The answer is no. Here's why:
- TCP Relies on the 4-tuple: Unlike QUIC's connection ID, TCP connections depend on the 4-tuple (source IP,source port, destination IP, and destination port) for identification and routing. XDP QUIC steering wouldn't be able to effectively track and manage TCP connections because they lack the crucial connection ID element within the packet header.
- TCP State Management: TCP connections establish and maintain state information (sequence numbers,acknowledgement windows) on both ends (client and server) for reliable data delivery and in-order packet reception. XDP QUIC steering operates at a lower network layer and lacks the capability to manage or manipulate this critical TCP connection state information.
- TCP Re-establishment (albeit not ideal): Even if the client's source IP changes during a TCP connection due to NAT, both the client and server can attempt to re-establish the connection by negotiating a new 4-tuple. This re-establishment process, while not ideal, allows the TCP connection to potentially resume data exchange. XDP QUIC steering wouldn't be able to facilitate this re-establishment for TCP connections.
In essence, XDP QUIC steering is specifically tailored to leverage the unique features of QUIC, particularly the managed connection ID that remains manageable even when client addresses change. TCP connections rely on different mechanisms for identification, state management, and potential re-establishment, making this approach unsuitable for maintaining their active state.

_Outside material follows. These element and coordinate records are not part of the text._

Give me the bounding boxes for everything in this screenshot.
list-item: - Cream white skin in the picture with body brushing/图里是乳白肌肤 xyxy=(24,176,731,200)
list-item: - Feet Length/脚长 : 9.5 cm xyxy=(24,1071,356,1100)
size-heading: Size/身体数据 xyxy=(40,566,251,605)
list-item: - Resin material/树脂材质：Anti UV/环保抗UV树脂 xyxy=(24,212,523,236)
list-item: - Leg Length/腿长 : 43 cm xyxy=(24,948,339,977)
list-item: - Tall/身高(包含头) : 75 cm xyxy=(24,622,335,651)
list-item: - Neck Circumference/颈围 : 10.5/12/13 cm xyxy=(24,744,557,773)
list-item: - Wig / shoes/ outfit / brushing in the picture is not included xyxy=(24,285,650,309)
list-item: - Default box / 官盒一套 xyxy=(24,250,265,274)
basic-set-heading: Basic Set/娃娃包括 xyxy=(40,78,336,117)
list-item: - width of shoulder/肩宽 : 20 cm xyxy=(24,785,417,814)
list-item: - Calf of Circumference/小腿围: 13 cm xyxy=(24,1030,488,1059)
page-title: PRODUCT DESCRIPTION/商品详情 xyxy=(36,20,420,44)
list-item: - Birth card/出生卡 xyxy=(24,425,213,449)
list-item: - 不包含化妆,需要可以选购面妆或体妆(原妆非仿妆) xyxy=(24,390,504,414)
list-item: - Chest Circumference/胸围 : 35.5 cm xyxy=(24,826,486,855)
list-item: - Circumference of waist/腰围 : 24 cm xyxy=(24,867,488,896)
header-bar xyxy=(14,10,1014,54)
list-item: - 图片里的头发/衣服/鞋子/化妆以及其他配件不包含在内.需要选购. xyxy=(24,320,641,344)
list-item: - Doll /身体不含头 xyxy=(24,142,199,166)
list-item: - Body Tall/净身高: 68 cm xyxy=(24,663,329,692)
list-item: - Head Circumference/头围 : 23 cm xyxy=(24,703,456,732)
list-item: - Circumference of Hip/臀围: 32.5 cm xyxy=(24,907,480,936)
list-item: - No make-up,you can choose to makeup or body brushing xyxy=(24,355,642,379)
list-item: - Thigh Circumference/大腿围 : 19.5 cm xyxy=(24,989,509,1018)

The key takeaway is that address migration is a unique feature provided by the QUIC protocol. This feature, combined with the QUIC connection ID, allows for efficient and resilient load balancing with XDP QUIC steering. While this approach offers significant advantages for QUIC, the limitations of the TCP protocol prevent its direct application for maintaining TCP connections alive under similar circumstances.